There is growing commercial interest in trying an industrial-scale fertilization experiment. Territorial waters of the Marshall Islands in the South Pacific and off Chile have been proposed for large scale iron fertilization projects, and some businesses have suggested that countries could profit by trading carbon credits with industrialized nations. Others claim increased fisheries will be a positive result of adding iron to the surface waters.

“The experiments enabled us to make an initial determination about the amount of iron that would be required and the size of the area to be fertilized,” Buesseler said. “Based on the studies to date, the amount of iron needed and area of ocean that would be impacted is too large to support the commercial application of iron to the ocean as a solution to our greenhouse gas problem.”

“If adding iron to the ocean stimulates plankton that simply grow and die in the surface ocean, then it is a lot like proposing to grow grass to curb greenhouse carbon dioxide,” Buesseler added. “When the grass is mowed or dies off in the winter, all of the carbon is returned back to the atmosphere. If you can grow a tree, you have a longer-term carbon sink, much like if you created an ocean bloom that resulted in carbon that naturally sinks to the deep ocean, a solution that can impact atmospheric CO2 for many decades or centuries to come. Knowing whether ocean fertilization is more like growing grass or trees is the question yet to be answered.”

Adding iron to the ocean is likely to alter the ocean in unforeseen ways, Buesseler noted, and says the issue needs to be discussed by many people, from commercial interests, economists and fisheries biologists to national governments, climate modelers and ocean scientists.
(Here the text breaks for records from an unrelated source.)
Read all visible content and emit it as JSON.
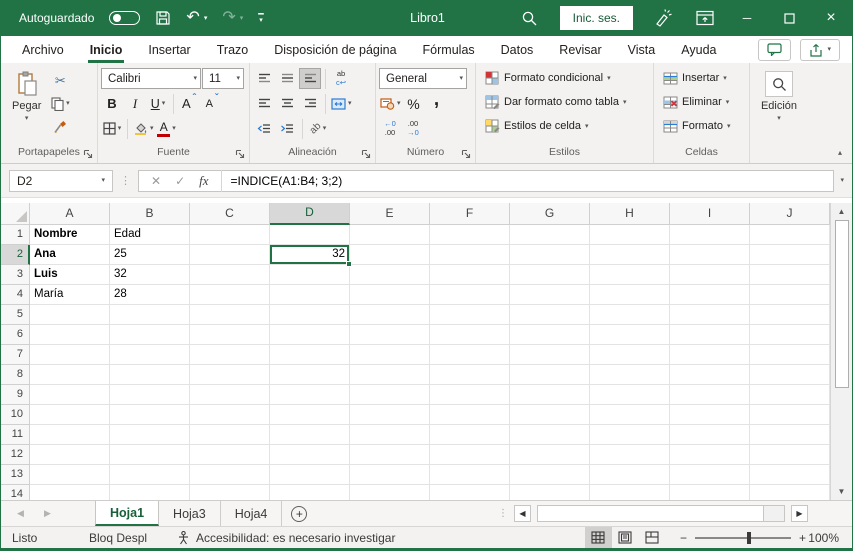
{
  "window": {
    "autosave_label": "Autoguardado",
    "title": "Libro1",
    "signin_label": "Inic. ses."
  },
  "tabs": {
    "active": "Inicio",
    "items": [
      {
        "label": "Archivo"
      },
      {
        "label": "Inicio"
      },
      {
        "label": "Insertar"
      },
      {
        "label": "Trazo"
      },
      {
        "label": "Disposición de página"
      },
      {
        "label": "Fórmulas"
      },
      {
        "label": "Datos"
      },
      {
        "label": "Revisar"
      },
      {
        "label": "Vista"
      },
      {
        "label": "Ayuda"
      }
    ]
  },
  "ribbon": {
    "paste_label": "Pegar",
    "clipboard_group": "Portapapeles",
    "font_group": "Fuente",
    "font_name": "Calibri",
    "font_size": "11",
    "alignment_group": "Alineación",
    "number_group": "Número",
    "number_format": "General",
    "styles_group": "Estilos",
    "styles_buttons": [
      "Formato condicional",
      "Dar formato como tabla",
      "Estilos de celda"
    ],
    "cells_group": "Celdas",
    "cells_buttons": [
      "Insertar",
      "Eliminar",
      "Formato"
    ],
    "editing_group": "Edición"
  },
  "formula_bar": {
    "name_box": "D2",
    "fx_label": "fx",
    "formula": "=INDICE(A1:B4; 3;2)"
  },
  "grid": {
    "columns": [
      "A",
      "B",
      "C",
      "D",
      "E",
      "F",
      "G",
      "H",
      "I",
      "J"
    ],
    "row_count": 14,
    "selected_cell": "D2",
    "selected_column": "D",
    "selected_row": 2,
    "cells": [
      {
        "ref": "A1",
        "value": "Nombre",
        "bold": true
      },
      {
        "ref": "B1",
        "value": "Edad",
        "bold": false
      },
      {
        "ref": "A2",
        "value": "Ana",
        "bold": true
      },
      {
        "ref": "B2",
        "value": "25",
        "bold": false
      },
      {
        "ref": "A3",
        "value": "Luis",
        "bold": true
      },
      {
        "ref": "B3",
        "value": "32",
        "bold": false
      },
      {
        "ref": "A4",
        "value": "María",
        "bold": false
      },
      {
        "ref": "B4",
        "value": "28",
        "bold": false
      },
      {
        "ref": "D2",
        "value": "32",
        "bold": false,
        "align": "right",
        "selected": true
      }
    ]
  },
  "sheet_bar": {
    "active": "Hoja1",
    "tabs": [
      {
        "label": "Hoja1"
      },
      {
        "label": "Hoja3"
      },
      {
        "label": "Hoja4"
      }
    ]
  },
  "status_bar": {
    "mode": "Listo",
    "scroll_lock": "Bloq Despl",
    "accessibility": "Accesibilidad: es necesario investigar",
    "zoom_level": "100%"
  },
  "icons": {
    "chevron_down": "▾",
    "chevron_up": "▴",
    "undo": "↶",
    "redo": "↷",
    "scissors": "✂",
    "bold": "B",
    "italic": "I",
    "underline": "U",
    "letter_a": "A",
    "caret_up": "ˆ",
    "caret_down": "ˇ",
    "percent": "%",
    "comma": ",",
    "wrap_top": "ab",
    "wrap_bottom": "c↩",
    "orientation": "ab",
    "inc_dec_top": "←0",
    "inc_dec_bottom": ".00",
    "dec_dec_top": ".00",
    "dec_dec_bottom": "→0",
    "minimize": "─",
    "close": "×",
    "dots_vertical": "⋮",
    "arrow_up": "▲",
    "arrow_down": "▼",
    "arrow_left": "◀",
    "arrow_right": "▶",
    "plus": "+",
    "minus": "−",
    "cancel": "✕",
    "enter_check": "✓"
  },
  "colors": {
    "brand_green": "#217346",
    "selection_green": "#217346",
    "font_color_red": "#c00000"
  }
}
“It may not be an inexpensive or practical option if what we have seen to date is true in further experiments on larger scales over longer time spans,” he said. “The oceans are already naturally taking up human-produced carbon dioxide, so the changes to the system are already underway. We need to first ask will it work and then what are the environmental consequences?”

WHOI is a private, independent marine research and engineering, and higher education organization located in Falmouth, MA. Its primary mission is to understand the oceans and their interaction with the Earth as a whole, and to communicate a basic understanding of the ocean’s role in the changing global environment. Established in 1930 on a recommendation from the National Academy of Sciences, the Institution is organized into five scientific departments, interdisciplinary research institutes and a marine policy center, and conducts a joint graduate education program with the Massachusetts Institute of Technology.